Feedbacks between Eddy Heat Fluxes and Radiative Heating in an Energy-Balance Model

Abstract

The response of midlatitude temperature structure to changes in radiative forcing is examined in an analytical energy-balance model that includes parameterized eddy heat fluxes and linear radiative heating. The characteristics of heat-transporting baroclinic waves are determined within the model, while simultaneously allowing the waves to adjust the mean-state static stability and meridional temperature gradient. By changing the radiative equilibrium temperature, the forcing is varied through a very wide range in order to investigate qualitative, limiting behavior of the baroclinic eddy feedbacks. The flux parameterization is based on Charney's continuously stratified, ?-plane model of baroclinic instability and incorporates a parameter which is analogous to the supercriticality (i.e., degree of instability) of the Phillips' two-level model. A baroclinic adjustment hypothesis as proposed by other investigators suggests that interaction between baroclinic fluxes and radiative heating keeps the extratropical atmosphere near neutral baroclinic stability, i.e., zero supercriticality. Although the model considered here allows for this feedback, this behavior does not occur. The model meridional temperature gradient is primarily dependent on its radiative equilibrium value and is insensitive to changes in the static stability of radiative equilibrium. The negative feedback between meridional temperature gradient and eddy heat flux is enhanced as the meridional forcing increases and the eddy flux becomes more efficient.
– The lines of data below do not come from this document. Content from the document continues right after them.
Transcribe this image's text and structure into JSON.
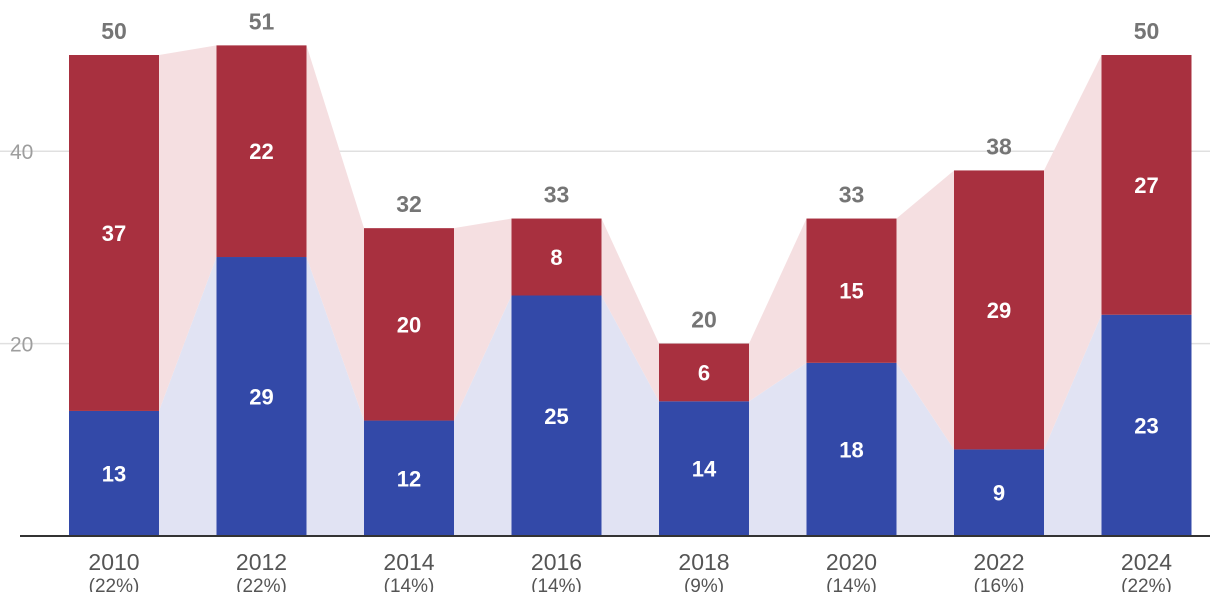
{
  "chart_data": {
    "type": "bar",
    "stacked": true,
    "categories": [
      "2010",
      "2012",
      "2014",
      "2016",
      "2018",
      "2020",
      "2022",
      "2024"
    ],
    "category_sublabels": [
      "(22%)",
      "(22%)",
      "(14%)",
      "(14%)",
      "(9%)",
      "(14%)",
      "(16%)",
      "(22%)"
    ],
    "series": [
      {
        "values": [
          13,
          29,
          12,
          25,
          14,
          18,
          9,
          23
        ],
        "color": "#3349a8",
        "band_color": "#e1e3f3"
      },
      {
        "values": [
          37,
          22,
          20,
          8,
          6,
          15,
          29,
          27
        ],
        "color": "#a8303f",
        "band_color": "#f5dfe1"
      }
    ],
    "totals": [
      50,
      51,
      32,
      33,
      20,
      33,
      38,
      50
    ],
    "yticks": [
      20,
      40
    ],
    "ylim": [
      0,
      56
    ],
    "grid": true,
    "title": "",
    "xlabel": "",
    "ylabel": ""
  }
}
Static stability is very sensitive to changes in the meridional forcing reflecting the strong dependence of vertical heat flux on meridional temperature gradient. A comparison of observed seasonal variation of the baroclinic stability parameter with model results suggests that a stabilizing process like moist convection is important in determining the midlatitude static and baroclinic stability during Northern Hemisphere summer.